I don’t know the geographic setting or other context here, but I suspect the most sensible way to understand the quoted Chinuk Wawa here is, “I don’t like it, it’s no good.” Just like its translation.
I met the Sawash [s(h)áwásh, ‘Indian’] a few days later (I was again walking), when he handed me the watch, saying: “Halo tick-y halo kloshe” (it does not tick, it is no good), and I thought of the fact that I had paid but four dollars for the watch at a pawnshop, and smiled.
— from The Westerner: The Truth about the West (volumes 13-16), circa 1910, page number not known
We don’t know of any Chinook Jargon verbs for ‘to tick’. There is a somewhat uncommon word tiktik meaning ‘a watch; a clock’. But the writer (presumably a settler) seems to have taken < ticky > as if it were Chinese Pidgin English, with which most Pacific Coast states residents were acquainted. In CPE, one-syllable English (and other) words often took on a final “ee” sound.
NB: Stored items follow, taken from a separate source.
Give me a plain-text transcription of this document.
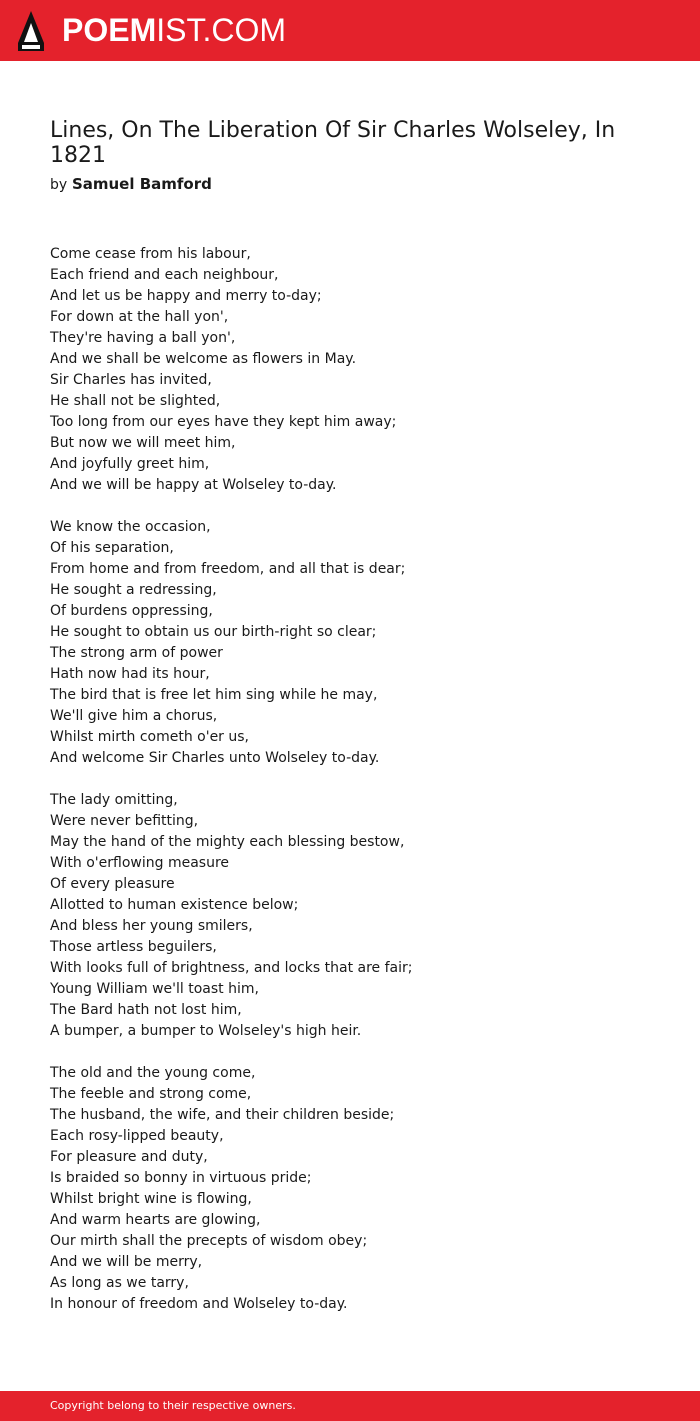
POEMIST.COM
Lines, On The Liberation Of Sir Charles Wolseley, In 1821
by Samuel Bamford
Come cease from his labour,
Each friend and each neighbour,
And let us be happy and merry to-day;
For down at the hall yon',
They're having a ball yon',
And we shall be welcome as flowers in May.
Sir Charles has invited,
He shall not be slighted,
Too long from our eyes have they kept him away;
But now we will meet him,
And joyfully greet him,
And we will be happy at Wolseley to-day.
We know the occasion,
Of his separation,
From home and from freedom, and all that is dear;
He sought a redressing,
Of burdens oppressing,
He sought to obtain us our birth-right so clear;
The strong arm of power
Hath now had its hour,
The bird that is free let him sing while he may,
We'll give him a chorus,
Whilst mirth cometh o'er us,
And welcome Sir Charles unto Wolseley to-day.
The lady omitting,
Were never befitting,
May the hand of the mighty each blessing bestow,
With o'erflowing measure
Of every pleasure
Allotted to human existence below;
And bless her young smilers,
Those artless beguilers,
With looks full of brightness, and locks that are fair;
Young William we'll toast him,
The Bard hath not lost him,
A bumper, a bumper to Wolseley's high heir.
The old and the young come,
The feeble and strong come,
The husband, the wife, and their children beside;
Each rosy-lipped beauty,
For pleasure and duty,
Is braided so bonny in virtuous pride;
Whilst bright wine is flowing,
And warm hearts are glowing,
Our mirth shall the precepts of wisdom obey;
And we will be merry,
As long as we tarry,
In honour of freedom and Wolseley to-day.
Copyright belong to their respective owners.
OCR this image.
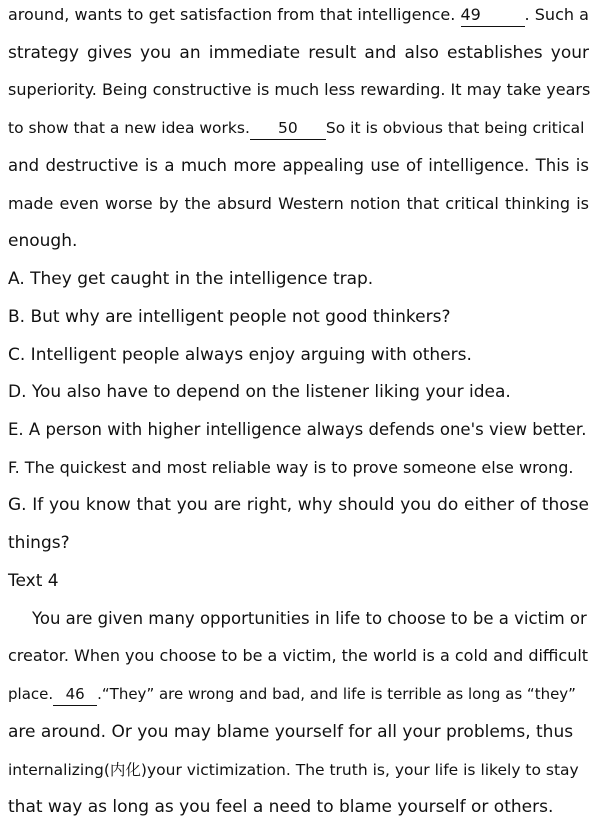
around, wants to get satisfaction from that intelligence. 49	. Such a
strategy gives you an immediate result and also establishes your
superiority. Being constructive is much less rewarding. It may take years
to show that a new idea works. 50 So it is obvious that being critical
and destructive is a much more appealing use of intelligence. This is
made even worse by the absurd Western notion that critical thinking is
enough.
A. They get caught in the intelligence trap.
B. But why are intelligent people not good thinkers?
C. Intelligent people always enjoy arguing with others.
D. You also have to depend on the listener liking your idea.
E. A person with higher intelligence always defends one's view better.
F. The quickest and most reliable way is to prove someone else wrong.
G. If you know that you are right, why should you do either of those
things?
Text 4
You are given many opportunities in life to choose to be a victim or
creator. When you choose to be a victim, the world is a cold and difficult
place. 46 .“They” are wrong and bad, and life is terrible as long as “they”
are around. Or you may blame yourself for all your problems, thus
internalizing(内化)your victimization. The truth is, your life is likely to stay
that way as long as you feel a need to blame yourself or others.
A simpler view is that the Native speaker was talking straight and fluent Jargon, as follows:
hílu tíki Ø, hílu łúsh
not to.like it, not good
‘(I) don’t like it, (it’s) not good.’
It was typical for Whites to not grasp that “null third-person object pronoun” Ø of fluent Chinuk Wawa. That fact supports a view that the writer wasn’t highly conversant in CW, and made an understandable context-cued mistake of interpretation.